Friday, August 12, 2011

A reflection on divorce and Jesus' teachings

In today’s Gospel, some Pharisees ask Jesus if it was lawful for a man to divorce his wife.  Jesus replied that what God has joined together man must not separate.  He also commented that Moses allowed divorce because of the hardness of their hearts. 

This teaching is difficult for many to accept because of the many divorces which we see in our society today.  Clearly, marriage is under attack with many young couples living together before they get married and others deciding not to marry at all.  Sometimes it seems like marriage is becoming obsolete.  And some are even trying to redefine marriage to include same sex relationships.  So, Jesus words to us today are very timely as he says:  “From the beginning, the Creator made them male and female.  For this reason, a man shall leave his father and mother and be joined to his wife, and the two shall become one flesh.” 
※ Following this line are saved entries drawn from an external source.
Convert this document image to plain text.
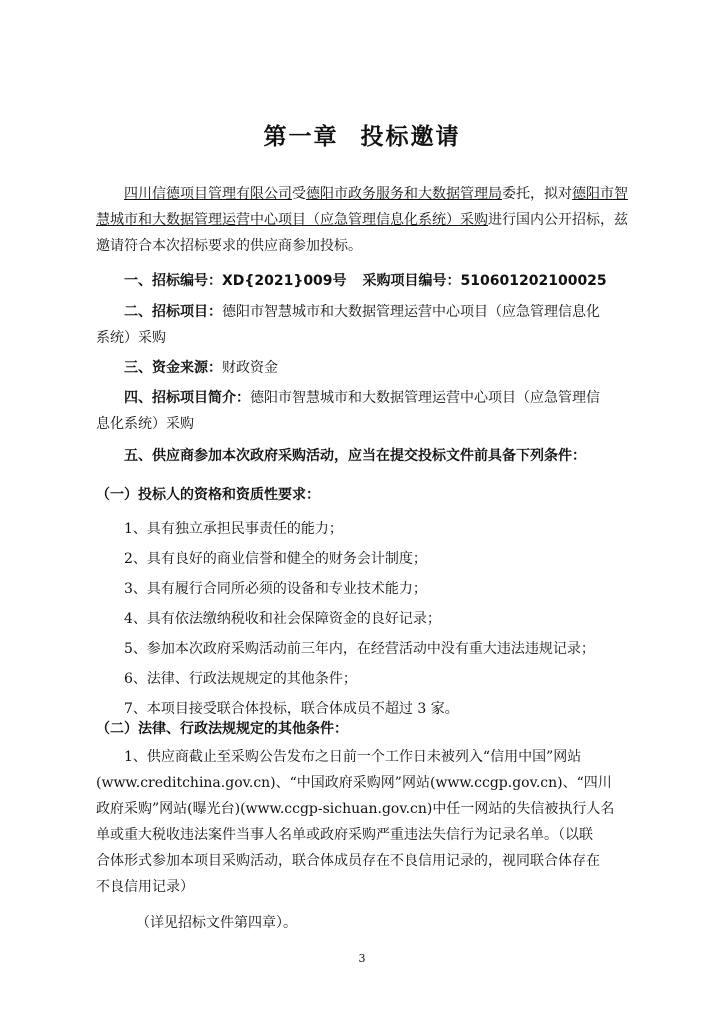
第一章 投标邀请
四川信德项目管理有限公司受德阳市政务服务和大数据管理局委托，拟对德阳市智慧城市和大数据管理运营中心项目（应急管理信息化系统）采购进行国内公开招标，兹邀请符合本次招标要求的供应商参加投标。
一、招标编号：XD{2021}009号 采购项目编号：510601202100025
二、招标项目：德阳市智慧城市和大数据管理运营中心项目（应急管理信息化
系统）采购
三、资金来源：财政资金
四、招标项目简介：德阳市智慧城市和大数据管理运营中心项目（应急管理信
息化系统）采购
五、供应商参加本次政府采购活动，应当在提交投标文件前具备下列条件：
（一）投标人的资格和资质性要求：
1、具有独立承担民事责任的能力；
2、具有良好的商业信誉和健全的财务会计制度；
3、具有履行合同所必须的设备和专业技术能力；
4、具有依法缴纳税收和社会保障资金的良好记录；
5、参加本次政府采购活动前三年内，在经营活动中没有重大违法违规记录；
6、法律、行政法规规定的其他条件；
7、本项目接受联合体投标，联合体成员不超过 3 家。
（二）法律、行政法规规定的其他条件：
1、供应商截止至采购公告发布之日前一个工作日未被列入“信用中国”网站
(www.creditchina.gov.cn)、“中国政府采购网”网站(www.ccgp.gov.cn)、“四川
政府采购”网站(曝光台)(www.ccgp-sichuan.gov.cn)中任一网站的失信被执行人名
单或重大税收违法案件当事人名单或政府采购严重违法失信行为记录名单。（以联
合体形式参加本项目采购活动，联合体成员存在不良信用记录的，视同联合体存在
不良信用记录）
（详见招标文件第四章）。
3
Today, those of us who are married must witness by our words and our actions to our marriage covenant.  Our young people need to know that a marriage which lasts forever is not only possible, but is part of God’s plan for most of us.  If we follow that plan and abide by the teachings of his Church, our  marriages will be an image of Jesus’ love for each one of us.

Last week I attended the National Association of Catholic Family Life Ministers conference.  There were about 400 people at the conference including 4 bishops, 10 priests, and about 30 deacons.  It was an inspiring and an informative conference for me.  There were speakers and vendors at the conference who focused on every aspect of marriage including marriage preparation, making good marriages better, saving troubled marriages, dealing with divorce, and meeting the needs of widows and widowers.  In these times when marriages are under attack, it was great to meet so many talented and holy people who are focusing their efforts in this area.  Everyone that I met reaffirmed the Church’s teaching on marriage and family.  At times, in our confused world, it can seem like all is lost and that the devil has won the war for the hearts and minds of our young families.  But, attending a conference like this one and finding so many people who are proclaiming the truth regarding marriage and family in their parish or their diocese, gives me hope that there are many hearts and minds yet to be won in this battle.

After attending this conference, I have access to lots of resources concerning marriage and family life.  If you or someone you know is struggling in this area, come see me and I’ll try to point you towards someone or something which might be of assistance.

Pope John Paul II tells us that "The family finds in the plan of God the Creator and Redeemer not only its identity, what it is, but also its mission, what it can and should do."   Our mission, as husbands and wives, is, first and foremost, to build our domestic Church, to build the kingdom of God on earth.  As our families go, so goes our nation, our Church, and our world.  Please join me in praying for families and marriages during these confusing times.